There is an interesting new paper published by Christine Greenhow and Benjamin Gleason, assistant professor in MSU’s College of Education in British Journal of Educational Technology on the sometimes strange relation the scientific world has with social media.
In a survey of 1,600 researchers, Greenhow and Gleason found that only 15 percent use Twitter, 28 percent use YouTube and 39 percent use Facebook for professional purposes. Those who do mainly use social media to find collaborators and disseminate their work and the work of others; they do not use it largely in their teaching of students.

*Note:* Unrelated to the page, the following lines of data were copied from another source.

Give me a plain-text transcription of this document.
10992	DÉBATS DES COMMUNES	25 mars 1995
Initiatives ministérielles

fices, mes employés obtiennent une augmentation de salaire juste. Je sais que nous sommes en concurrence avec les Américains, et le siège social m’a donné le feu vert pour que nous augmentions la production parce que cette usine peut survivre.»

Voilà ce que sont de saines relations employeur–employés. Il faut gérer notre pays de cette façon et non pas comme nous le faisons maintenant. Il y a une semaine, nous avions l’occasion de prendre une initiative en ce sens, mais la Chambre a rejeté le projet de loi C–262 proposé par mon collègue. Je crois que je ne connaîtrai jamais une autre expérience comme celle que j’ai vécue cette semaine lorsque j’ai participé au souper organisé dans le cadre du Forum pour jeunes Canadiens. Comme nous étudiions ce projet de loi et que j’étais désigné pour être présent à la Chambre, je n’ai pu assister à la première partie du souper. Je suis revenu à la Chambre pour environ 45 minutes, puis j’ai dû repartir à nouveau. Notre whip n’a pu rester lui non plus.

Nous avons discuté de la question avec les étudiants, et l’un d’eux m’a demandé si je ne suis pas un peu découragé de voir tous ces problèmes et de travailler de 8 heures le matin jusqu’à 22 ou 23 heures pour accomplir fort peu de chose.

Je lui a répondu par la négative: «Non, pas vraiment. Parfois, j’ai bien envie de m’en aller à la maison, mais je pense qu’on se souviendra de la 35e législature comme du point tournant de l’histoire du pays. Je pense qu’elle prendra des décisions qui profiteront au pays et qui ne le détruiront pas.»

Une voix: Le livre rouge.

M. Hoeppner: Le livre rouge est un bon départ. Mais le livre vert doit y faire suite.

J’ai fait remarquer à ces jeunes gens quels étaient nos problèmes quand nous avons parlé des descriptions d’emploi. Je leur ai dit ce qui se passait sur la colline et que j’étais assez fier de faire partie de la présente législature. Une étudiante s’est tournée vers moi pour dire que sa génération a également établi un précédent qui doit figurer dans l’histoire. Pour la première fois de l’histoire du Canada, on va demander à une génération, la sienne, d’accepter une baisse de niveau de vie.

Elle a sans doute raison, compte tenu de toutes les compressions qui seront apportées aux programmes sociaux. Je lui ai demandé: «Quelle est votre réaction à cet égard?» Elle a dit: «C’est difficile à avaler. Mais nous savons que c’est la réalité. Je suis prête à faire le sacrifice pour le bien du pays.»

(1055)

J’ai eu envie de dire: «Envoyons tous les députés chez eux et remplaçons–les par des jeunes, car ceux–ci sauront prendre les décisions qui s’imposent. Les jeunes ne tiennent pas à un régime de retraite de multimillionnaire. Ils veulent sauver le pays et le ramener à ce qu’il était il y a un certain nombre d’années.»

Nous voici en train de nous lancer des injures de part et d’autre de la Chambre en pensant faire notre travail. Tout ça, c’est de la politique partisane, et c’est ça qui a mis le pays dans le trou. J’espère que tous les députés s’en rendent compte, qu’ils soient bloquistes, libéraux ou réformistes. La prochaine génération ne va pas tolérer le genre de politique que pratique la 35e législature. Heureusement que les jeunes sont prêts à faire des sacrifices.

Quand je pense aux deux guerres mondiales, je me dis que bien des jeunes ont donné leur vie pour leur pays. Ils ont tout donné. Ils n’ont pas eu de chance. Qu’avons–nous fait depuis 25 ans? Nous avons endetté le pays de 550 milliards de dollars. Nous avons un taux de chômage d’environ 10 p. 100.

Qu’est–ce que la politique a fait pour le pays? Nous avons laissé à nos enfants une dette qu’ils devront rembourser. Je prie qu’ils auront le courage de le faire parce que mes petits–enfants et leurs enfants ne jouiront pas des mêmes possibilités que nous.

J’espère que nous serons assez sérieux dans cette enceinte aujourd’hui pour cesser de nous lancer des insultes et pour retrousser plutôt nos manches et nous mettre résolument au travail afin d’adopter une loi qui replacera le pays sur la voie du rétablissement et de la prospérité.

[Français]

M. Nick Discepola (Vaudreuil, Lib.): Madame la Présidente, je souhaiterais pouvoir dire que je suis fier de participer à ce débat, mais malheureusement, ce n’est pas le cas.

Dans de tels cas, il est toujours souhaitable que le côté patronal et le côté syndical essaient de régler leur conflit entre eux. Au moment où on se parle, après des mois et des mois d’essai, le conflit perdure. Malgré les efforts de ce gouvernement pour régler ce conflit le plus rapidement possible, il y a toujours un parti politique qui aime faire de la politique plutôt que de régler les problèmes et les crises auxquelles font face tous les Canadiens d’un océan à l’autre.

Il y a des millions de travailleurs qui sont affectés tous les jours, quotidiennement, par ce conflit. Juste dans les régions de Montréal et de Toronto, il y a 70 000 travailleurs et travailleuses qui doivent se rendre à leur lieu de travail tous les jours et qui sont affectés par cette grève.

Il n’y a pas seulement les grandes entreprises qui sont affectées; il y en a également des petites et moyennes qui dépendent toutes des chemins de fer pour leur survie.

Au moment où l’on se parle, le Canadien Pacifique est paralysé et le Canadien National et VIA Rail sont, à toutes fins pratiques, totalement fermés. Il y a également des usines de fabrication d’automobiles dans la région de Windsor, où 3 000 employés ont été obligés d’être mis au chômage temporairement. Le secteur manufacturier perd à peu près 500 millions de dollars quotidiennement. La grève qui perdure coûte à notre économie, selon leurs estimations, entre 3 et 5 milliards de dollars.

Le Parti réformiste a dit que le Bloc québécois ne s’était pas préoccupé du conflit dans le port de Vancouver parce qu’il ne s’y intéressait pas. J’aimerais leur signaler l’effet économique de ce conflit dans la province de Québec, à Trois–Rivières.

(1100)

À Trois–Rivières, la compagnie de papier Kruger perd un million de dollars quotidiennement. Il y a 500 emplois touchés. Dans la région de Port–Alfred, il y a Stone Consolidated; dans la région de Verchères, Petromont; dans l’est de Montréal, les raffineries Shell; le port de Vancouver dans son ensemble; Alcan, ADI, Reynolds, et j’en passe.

While social media is widely used in fields such as journalism and business – not just to push a product but also to engage in open dialogue with readers and clients – it has failed to take hold in academia’s so-called ivory tower. This is troubling given that universities in the United States and Europe are trying to increase access to publicly funded research, said Christine Greenhow, assistant professor in MSU’s College of Education.
“Only a minority of university researchers are using free and widely available social media to get their results and published insights out and into the hands of the public, even though the mission of public universities is to create knowledge that makes a difference in people’s lives,” Greenhow states. (source)
Abstract of the paper:
This conceptual exploration inquires, what is scholarship reconsidered in the age of social media? How ought we to conceptualize social scholarship—a new set of practices being discussed in various disciplines? The paper offers a critical examination of the practical and policy implications of reconsidering scholarship in light of social media’s affordances toward a conceptualization of social scholarship. For each dimension of Boyer’s original framework, we explain its epistemologies and practices. Next, we take a critical approach to inquiring how each dimension, reconsidered through the lens of social scholarship values and social media affordances, might be envisioned today. This exploration provides concrete examples of how scholars might enact social scholarship with what benefits and challenges.